B. UNE ÉCONOMIE REPOSANT SUR LES TRANSFERTS
La forte croissance induite par l'implantation du Centre d'expérimentation du Pacifique (CEP) en 1963 a fait entrer la Polynésie dans l'ère de la consommation et a déstructuré l'économie traditionnelle.
1. Une situation de forte dépendance
La demande locale est satisfaite à 95 % par les importations.
Ce sont les transferts financiers civils et militaires en provenance de la métropole qui permettent d'assurer l'équilibre. Néanmoins, la proportion des ressources propres du territoire s'améliore nettement depuis le début des années 1990.
EVOLUTION DES RESSOURCES EXTERIEURES
2. L'absence de compétitivité
Le coût élevé de la main d'oeuvre compromet la productivité. Malgré une différence importante de salaire, à travail et qualification comparables, en faveur du secteur public par rapport au secteur privé, le niveau de vie général à Tahiti est élevé, en comparaison de celui d'autres voisins du Pacifique Sud. Le PIB par habitant en Polynésie française est ainsi sept fois supérieur à celui des Fidji et quatre fois supérieur à celui des Iles Cook, pour s'établir à un niveau comparable à celui de l'Australie.
Sur une population active évaluée à 68 000 actifs, on dénombre 50 000 salariés et 18 000 entrepreneurs individuels avec un secteur tertiaire hypertrophié (69 % des salariés, 72 % des entreprises). Le secteur public, attractif du fait des rémunérations élevées, représente 60 % du secteur tertiaire, soit plus du tiers de la population active.

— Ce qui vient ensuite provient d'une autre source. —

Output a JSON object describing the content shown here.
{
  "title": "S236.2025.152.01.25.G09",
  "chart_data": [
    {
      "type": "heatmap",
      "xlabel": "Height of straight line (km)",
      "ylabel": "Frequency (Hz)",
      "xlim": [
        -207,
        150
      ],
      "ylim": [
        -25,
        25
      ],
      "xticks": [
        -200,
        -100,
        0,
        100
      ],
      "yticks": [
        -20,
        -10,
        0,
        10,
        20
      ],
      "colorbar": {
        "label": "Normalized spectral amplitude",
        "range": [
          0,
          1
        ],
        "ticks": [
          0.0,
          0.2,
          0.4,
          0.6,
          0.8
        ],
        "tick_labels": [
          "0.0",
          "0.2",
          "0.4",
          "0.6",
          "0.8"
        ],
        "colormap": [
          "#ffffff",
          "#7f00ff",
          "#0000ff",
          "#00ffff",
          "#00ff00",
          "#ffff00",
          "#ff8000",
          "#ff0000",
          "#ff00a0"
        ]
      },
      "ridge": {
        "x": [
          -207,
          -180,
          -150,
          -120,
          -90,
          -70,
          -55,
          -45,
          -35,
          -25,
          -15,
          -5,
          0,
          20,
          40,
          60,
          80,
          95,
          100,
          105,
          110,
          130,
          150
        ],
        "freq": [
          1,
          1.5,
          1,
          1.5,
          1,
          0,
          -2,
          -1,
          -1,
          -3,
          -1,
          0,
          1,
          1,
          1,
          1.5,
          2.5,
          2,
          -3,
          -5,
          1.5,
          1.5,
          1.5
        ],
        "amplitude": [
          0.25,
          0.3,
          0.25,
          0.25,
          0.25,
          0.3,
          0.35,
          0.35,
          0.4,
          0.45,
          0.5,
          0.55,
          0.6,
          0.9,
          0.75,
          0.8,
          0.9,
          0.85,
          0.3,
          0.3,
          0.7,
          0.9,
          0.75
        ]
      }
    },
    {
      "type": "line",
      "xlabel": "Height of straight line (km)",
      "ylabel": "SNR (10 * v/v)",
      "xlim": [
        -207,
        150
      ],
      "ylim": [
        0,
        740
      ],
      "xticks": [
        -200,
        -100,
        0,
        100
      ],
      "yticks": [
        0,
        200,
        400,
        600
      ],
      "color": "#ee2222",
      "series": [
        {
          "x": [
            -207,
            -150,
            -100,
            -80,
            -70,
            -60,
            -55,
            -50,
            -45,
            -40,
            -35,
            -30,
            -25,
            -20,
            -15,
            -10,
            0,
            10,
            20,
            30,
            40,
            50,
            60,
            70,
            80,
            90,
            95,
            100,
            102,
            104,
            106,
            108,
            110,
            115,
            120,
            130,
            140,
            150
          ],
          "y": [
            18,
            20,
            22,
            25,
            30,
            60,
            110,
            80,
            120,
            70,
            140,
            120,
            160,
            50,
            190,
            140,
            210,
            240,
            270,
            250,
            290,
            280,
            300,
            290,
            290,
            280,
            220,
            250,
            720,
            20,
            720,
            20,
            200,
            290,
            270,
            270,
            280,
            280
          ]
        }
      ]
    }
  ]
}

Les 23 000 agents du secteur public se répartissent entre l'Etat (11 500), le territoire (7 000) et les communes (4 500).
Le manque de compétitivité est également dû au poids de la fiscalité indirecte sur les entreprises.
3. Des répercussions inquiétantes sur la société polynésienne
L'installation du Centre d'expérimentation du Pacifique (CEP), par les emplois qu'il a créés et le système d' économie de la rente induit par les transferts civils de l'Etat prenant la forme de rémunérations élevées des fonctionnaires avec l'application d'un coefficient multiplicateur de 1,84, a produit un important effet d'attraction sur les populations, en particulier les jeunes, provoquant un fort exode rural.
Lors d'un colloque de novembre 1994 ayant pour thème « Le statut du territoire et le Pacte de Progrès », M. Christian Vernaudon, membre du Conseil économique, social et culturel et délégué à la Charte du développement a souligné que « l'économie de la rente avait permis, grâce à de très importants mécanismes de redistribution (subvention du coprah, régime de protection sociale en milieu rural...) d'assurer un emploi et des revenus décents à une très large fraction de la population jusqu'au milieu de la décennie 80 », mais que « la combinaison d'une forte croissance démographique et d'un net ralentissement de la croissance économique induit par une nette réduction du taux de croissance annuel des transferts de l'Etat conduisait depuis près de 10 ans à un développement très rapide du chômage et de l'exclusion touchant désormais environ 20 % de la population ». Or, l'apparition de ce phénomène d'exclusion est d'autant plus grave que. touchant de nombreux jeunes affluant sur le marché du travail (3 000 par an environ), la solidarité familiale caractérisant la société polynésienne traditionnelle, ne joue plus en zone urbaine.
EVOLUTIONS COMPAREES DU PIB ET DE LA POPULATION (Base 100 1970)
Tout en ayant une incidence bénéfique sur le niveau de vie, les flux financiers en provenance de métropole ont par ailleurs eu pour conséquence une modification des habitudes de consommation, encourageant les importations au détriment des productions locales. Ainsi, par exemple, l'habitude de consommer de la viande néo-zélandaise, disponible sur le territoire à un prix compétitif, n'encourage pas le développement du cheptel.